I never recommend about writing diseases. You start looking at the symptoms and measuring them against your own day. The next thing you know, you’re banging on the doctor’s office door yelling about how you’re certain you have Goodpasture Syndrome because you had a particularly stubborn coughing fit. Don’t even get me started on psychiatric disorders.
I guess what I’m trying to say is that I love the research part of writing. Learning about new things (is this infected? Am I going to die?) and trying to find ways to incorporate them into the book. This time, I am learning more about one part of the brain now, than I ever did growing up. Of course, I’m also learning about the diseases that come along with it. My new mantra is: if this were really a disease I had, the doctors would have found it by now. Relax.
I wonder if something like this happens to other writers? F. Paul Wilson, one of my favorite writers, puts a ridiculous amount of research into his books. I really have to wonder if he sleeps at night, or does the knowledge of what he’s learn fritters and frays at the edges of his sanity?

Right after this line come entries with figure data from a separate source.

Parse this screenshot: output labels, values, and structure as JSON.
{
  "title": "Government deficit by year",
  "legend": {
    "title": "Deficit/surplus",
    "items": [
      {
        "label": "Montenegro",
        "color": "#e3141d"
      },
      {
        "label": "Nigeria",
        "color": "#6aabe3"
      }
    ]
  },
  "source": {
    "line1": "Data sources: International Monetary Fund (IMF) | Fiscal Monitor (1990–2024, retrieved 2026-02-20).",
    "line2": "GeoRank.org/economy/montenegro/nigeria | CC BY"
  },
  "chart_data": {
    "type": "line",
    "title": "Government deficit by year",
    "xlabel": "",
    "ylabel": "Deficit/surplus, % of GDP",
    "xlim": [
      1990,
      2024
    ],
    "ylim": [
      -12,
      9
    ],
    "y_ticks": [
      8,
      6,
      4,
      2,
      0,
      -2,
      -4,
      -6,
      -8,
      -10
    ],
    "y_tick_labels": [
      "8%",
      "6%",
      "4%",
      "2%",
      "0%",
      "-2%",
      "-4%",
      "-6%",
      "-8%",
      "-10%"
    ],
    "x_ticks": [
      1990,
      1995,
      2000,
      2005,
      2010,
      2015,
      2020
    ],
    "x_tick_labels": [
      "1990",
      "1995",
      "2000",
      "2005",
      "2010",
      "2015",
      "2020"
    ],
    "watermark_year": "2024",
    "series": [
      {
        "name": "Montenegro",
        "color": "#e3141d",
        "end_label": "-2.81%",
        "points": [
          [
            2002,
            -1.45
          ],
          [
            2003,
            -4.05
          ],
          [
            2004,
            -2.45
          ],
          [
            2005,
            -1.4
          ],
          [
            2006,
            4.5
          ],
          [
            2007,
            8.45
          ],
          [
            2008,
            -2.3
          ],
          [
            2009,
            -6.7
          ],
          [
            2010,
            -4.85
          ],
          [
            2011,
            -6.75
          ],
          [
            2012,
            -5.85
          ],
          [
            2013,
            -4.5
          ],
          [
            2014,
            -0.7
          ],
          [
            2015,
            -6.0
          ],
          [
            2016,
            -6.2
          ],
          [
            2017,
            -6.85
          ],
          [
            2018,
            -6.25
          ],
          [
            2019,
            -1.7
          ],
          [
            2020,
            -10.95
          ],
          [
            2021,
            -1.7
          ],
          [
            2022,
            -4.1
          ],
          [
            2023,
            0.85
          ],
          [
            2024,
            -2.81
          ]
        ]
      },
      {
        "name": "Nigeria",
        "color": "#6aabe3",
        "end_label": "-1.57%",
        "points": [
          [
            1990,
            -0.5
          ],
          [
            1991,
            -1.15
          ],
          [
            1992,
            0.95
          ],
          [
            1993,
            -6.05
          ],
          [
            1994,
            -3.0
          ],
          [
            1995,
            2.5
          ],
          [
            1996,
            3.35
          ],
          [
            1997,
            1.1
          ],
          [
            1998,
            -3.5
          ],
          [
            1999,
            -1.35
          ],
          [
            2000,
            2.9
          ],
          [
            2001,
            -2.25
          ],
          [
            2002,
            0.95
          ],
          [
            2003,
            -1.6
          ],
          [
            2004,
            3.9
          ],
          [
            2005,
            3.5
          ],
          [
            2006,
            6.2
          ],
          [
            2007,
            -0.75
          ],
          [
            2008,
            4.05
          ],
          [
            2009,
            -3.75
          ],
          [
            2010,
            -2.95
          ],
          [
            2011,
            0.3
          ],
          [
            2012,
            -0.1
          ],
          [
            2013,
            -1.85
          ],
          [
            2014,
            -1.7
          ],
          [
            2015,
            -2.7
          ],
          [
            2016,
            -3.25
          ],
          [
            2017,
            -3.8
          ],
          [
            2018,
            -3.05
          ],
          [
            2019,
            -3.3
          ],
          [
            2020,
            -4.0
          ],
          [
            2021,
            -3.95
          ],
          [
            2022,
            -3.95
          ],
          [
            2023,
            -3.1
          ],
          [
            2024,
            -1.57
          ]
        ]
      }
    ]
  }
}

He probably gets a solid eight in.
One thing I’ve been looking for in fantasy is a book that has horror elements in it. I’m looking for something along the lines of It meets Lord of the Rings or Dragonlance Chronicles meets We Sold Our Souls. They’re curious mash-ups, but I can’t really find what I am looking for right now. I know that Stephen King’s The Dark Tower series comes highly recommended, and I am going to give it a chance soon, but I’m looking for more of a swords and sorcery flair. You know what that means.
Gotta write it myself, I guess.
So while I’m working on the manuscript to one horror book and the outline to a second, I should be trying to brainstorm for a third one. At least it’s keeping my mind busy. Which is something I can always use.
Well, speaking of work, I need to get back to the manuscript. Hope y’all have a good day.